In doing this archival function, Coben offers scholars in anthropology, folklore,
performance studies, Philippine studies, and Southeast Asian studies a virtual
repository of valuable cultural practices. Secondly, she is an excellent scholar of
culture-in-action. She is able to provide the contexts in which these verbal arts are
practiced, performed, and reproduced. Looking into the social and political organization,
history, geography, and economy, Coben properly situates each group
within its own specific collective experience. Finally, having pointed to the archival
importance of this work, I want to stress that this book is not a non-theoretical and
uncritical catalogue of practices or a list of who, what, where, and when, but rather
a very ambitious analysis of persistent Southeast Asian island cultural themes and
semantic issues that cut across particular genres, performances, and communities
such as siblingship, gender, topography and place, and shamanic power.
Coben underscores the non-fixity of the verbal arts and the ways in which these
cultural productions are active processes engaged with ongoing political, economic,
and cultural struggles, and in many cases, are important media for social transformation
and change. Indigenous poetry, which is part of oratory skills, is something
that has been seen as an important ability and integral component of political and
religious leadership. Benedict Anderson in his classic article about power in Javanese
society showed how potency is embodied in oratory or verbal arts skills and
is crucial in understanding local forms of authority. Together with Anderson and
anthropologists such as Maurice Bloch, Coben ethnographically demonstrates the
structural powers of the verbal arts. However, I would like to augment this typical
reading with a different, albeit unorthodox, one.
I would like to depart from what would be a typical appreciation of a work such
as this and go more broadly into the emotional and affective elements in the verbal
arts. While Anderson, Bloch, and to some extent Coben have hinted at the energies
propelled by the skillful deployment of verbal forms and meanings, they nevertheless
have shied away from closer inspection of the emotional and affective ecologies
and climates that precipitate from indigenous poetic productions or performances.
Herminia Meñez Coben, Verbal Arts in Philippine
Indigenous Communities: Poetics, Society, and History
Manila: The Ateneo de Manila University Press, 2009. 402 pages.

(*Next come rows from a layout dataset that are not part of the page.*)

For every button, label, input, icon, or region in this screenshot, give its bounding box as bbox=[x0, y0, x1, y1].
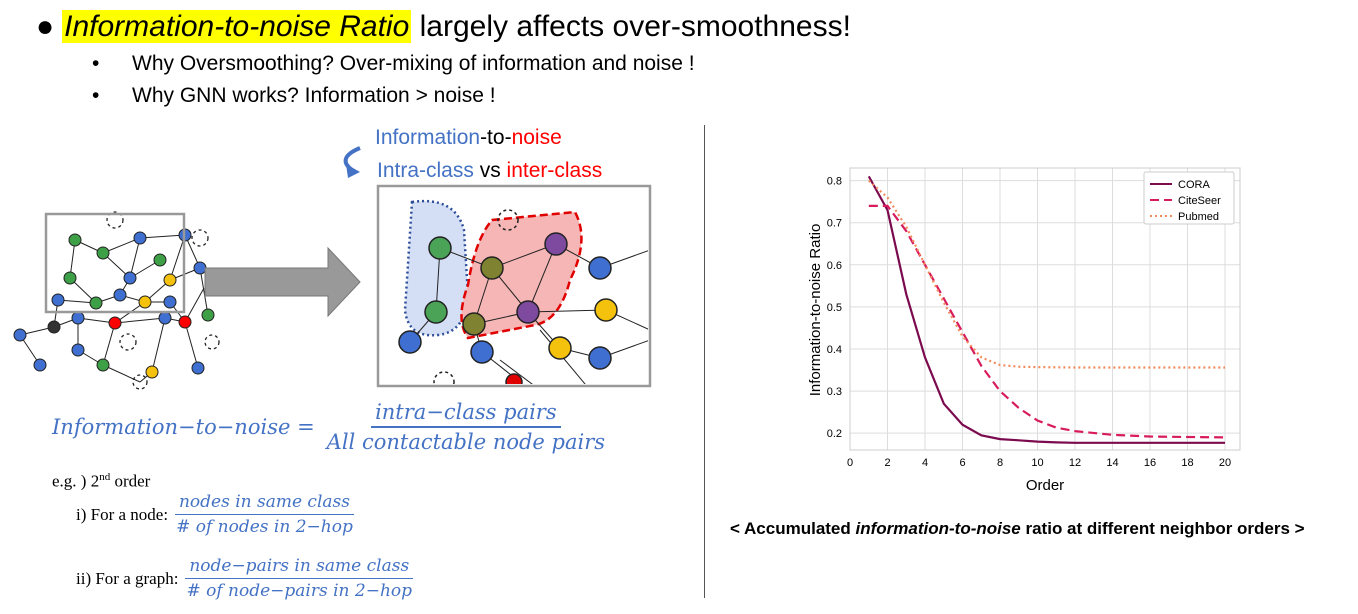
y-tick-label: 0.8 bbox=[827, 176, 842, 188]
x-tick-label: 2 bbox=[884, 457, 890, 469]
y-tick-label: 0.3 bbox=[827, 386, 842, 398]
graph-diagram bbox=[13, 146, 652, 390]
y-tick-label: 0.6 bbox=[827, 260, 842, 272]
x-tick-label: 18 bbox=[1181, 457, 1193, 469]
graph-fraction: node−pairs in same class # of node−pairs… bbox=[185, 556, 414, 601]
plot-frame bbox=[849, 167, 1241, 451]
x-tick-label: 6 bbox=[959, 457, 965, 469]
node-fraction: nodes in same class # of nodes in 2−hop bbox=[174, 492, 354, 537]
x-tick-label: 8 bbox=[997, 457, 1003, 469]
line-chart: 0 2 4 6 8 10 12 14 16 18 20 0.2 0.3 0.4 0.5 0.6 0.7 0.8 O… bbox=[807, 167, 1241, 494]
series-line-pubmed bbox=[868, 179, 1225, 369]
legend-label-cora: CORA bbox=[1178, 179, 1210, 191]
slide-title: ● Information-to-noise Ratio largely affe… bbox=[36, 10, 851, 44]
legend-label-citeseer: CiteSeer bbox=[1178, 195, 1221, 207]
x-tick-label: 14 bbox=[1106, 457, 1118, 469]
concept-line-2: Intra-class vs inter-class bbox=[377, 159, 603, 182]
y-tick-label: 0.5 bbox=[827, 302, 842, 314]
x-tick-label: 0 bbox=[847, 457, 853, 469]
title-rest: largely affects over-smoothness! bbox=[411, 10, 851, 43]
x-tick-label: 10 bbox=[1031, 457, 1043, 469]
zoom-arrow-icon bbox=[204, 246, 361, 318]
y-tick-label: 0.7 bbox=[827, 218, 842, 230]
x-tick-label: 20 bbox=[1219, 457, 1231, 469]
main-formula: Information−to−noise = intra−class pairs… bbox=[52, 400, 609, 454]
x-tick-label: 12 bbox=[1069, 457, 1081, 469]
example-label: e.g. ) 2nd order bbox=[52, 471, 151, 491]
selection-box bbox=[44, 212, 186, 314]
bullet-dot: ● bbox=[36, 10, 55, 43]
chart-legend: CORA CiteSeer Pubmed bbox=[1143, 171, 1235, 225]
series-line-cora bbox=[867, 175, 1225, 444]
example-graph: ii) For a graph: node−pairs in same clas… bbox=[76, 556, 416, 601]
formula-denominator: All contactable node pairs bbox=[326, 430, 606, 454]
y-axis-label: Information-to-noise Ratio bbox=[807, 224, 824, 397]
chart-caption: < Accumulated information-to-noise ratio… bbox=[730, 519, 1305, 538]
curved-arrow-head-icon bbox=[346, 164, 360, 178]
vertical-divider bbox=[704, 125, 705, 598]
series-line-citeseer bbox=[868, 204, 1226, 439]
legend-label-pubmed: Pubmed bbox=[1178, 211, 1219, 223]
bullet-gnn-works: • Why GNN works? Information > noise ! bbox=[92, 84, 496, 107]
x-axis-label: Order bbox=[1026, 477, 1064, 494]
concept-line-1: Information-to-noise bbox=[375, 126, 562, 149]
y-tick-label: 0.2 bbox=[827, 428, 842, 440]
title-highlight: Information-to-noise Ratio bbox=[62, 10, 412, 43]
bullet-oversmoothing: • Why Oversmoothing? Over-mixing of infor… bbox=[92, 52, 695, 75]
x-tick-label: 4 bbox=[922, 457, 928, 469]
formula-numerator: intra−class pairs bbox=[371, 400, 561, 428]
y-tick-label: 0.4 bbox=[827, 344, 842, 356]
example-node: i) For a node: nodes in same class # of … bbox=[76, 492, 357, 537]
formula-fraction: intra−class pairs All contactable node p… bbox=[323, 400, 609, 454]
formula-lhs: Information−to−noise = bbox=[52, 415, 315, 439]
x-tick-label: 16 bbox=[1144, 457, 1156, 469]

Softcover, $19.50. isbn 978-971-550-583-3.
The Philippines
122 | Asian Ethnology 71/1 • 2012
Coben’s book opens up new ethnographic vistas for understanding the current
scholarly focus on affect and emotion. Affect is a fascinating analytical category
that allows for the recognition of the atmospheric effects of the sensorial—images,
scents, sounds, and haptic experiences. It also provides a way of acknowledging
bodily engagements that are not easily categorizable. Verbal poetic genres, particularly
those about love, anger, and violence, are in fact vital and vigorous vantages
for the conjuring of bodily affects and feelings. In fact, they are not literal positivist
records of “social facts” but are indirect lyrical and expressive renditions of
historical, cultural, and other social situations and are meant to persuade, entice,
and draw listeners and/or an audience into the spirals of the poetic narrative. The
reception of these indigenous poetic performances is dramatically more embodied
than everyday speech. While recent scholarly literature in the humanities and the
humanistic social sciences have pointed to the productive possibilities and potential
of bodily knowledge through affect and emotions, most if not all have focused
on Western-based media such as cinema, printed literature, and new media such
as the internet, and very little attention has been given to cultural productions in
indigenous communities. While this is not the author’s overt or explicit intention,
Coben’s analysis enables a productive alternative interpretation of the mechanics
of indigenous poetry as elements involved in the structuring of sentiments and the
conjuring of ecologies of passions, sensations, and feelings. In other words, I am
framing Coben’s book as a grounded staging of processes and practices that render
such ecologies and environments possible.
It may seem that this framework is inimical to Coben’s project, but I would
strongly argue that this appreciative though unconventional reading of her work
still remains true to her most basic intent—to demonstrate that indigenous verbal
arts are constitutive of cultural world-making. In sum, the richness of her data and
the erudition of her scholarly grasp of enduring research questions such as those of
potency and power in Southeast Asia will help in making this work an important
source and research touchstone for Asian studies scholars for years to come.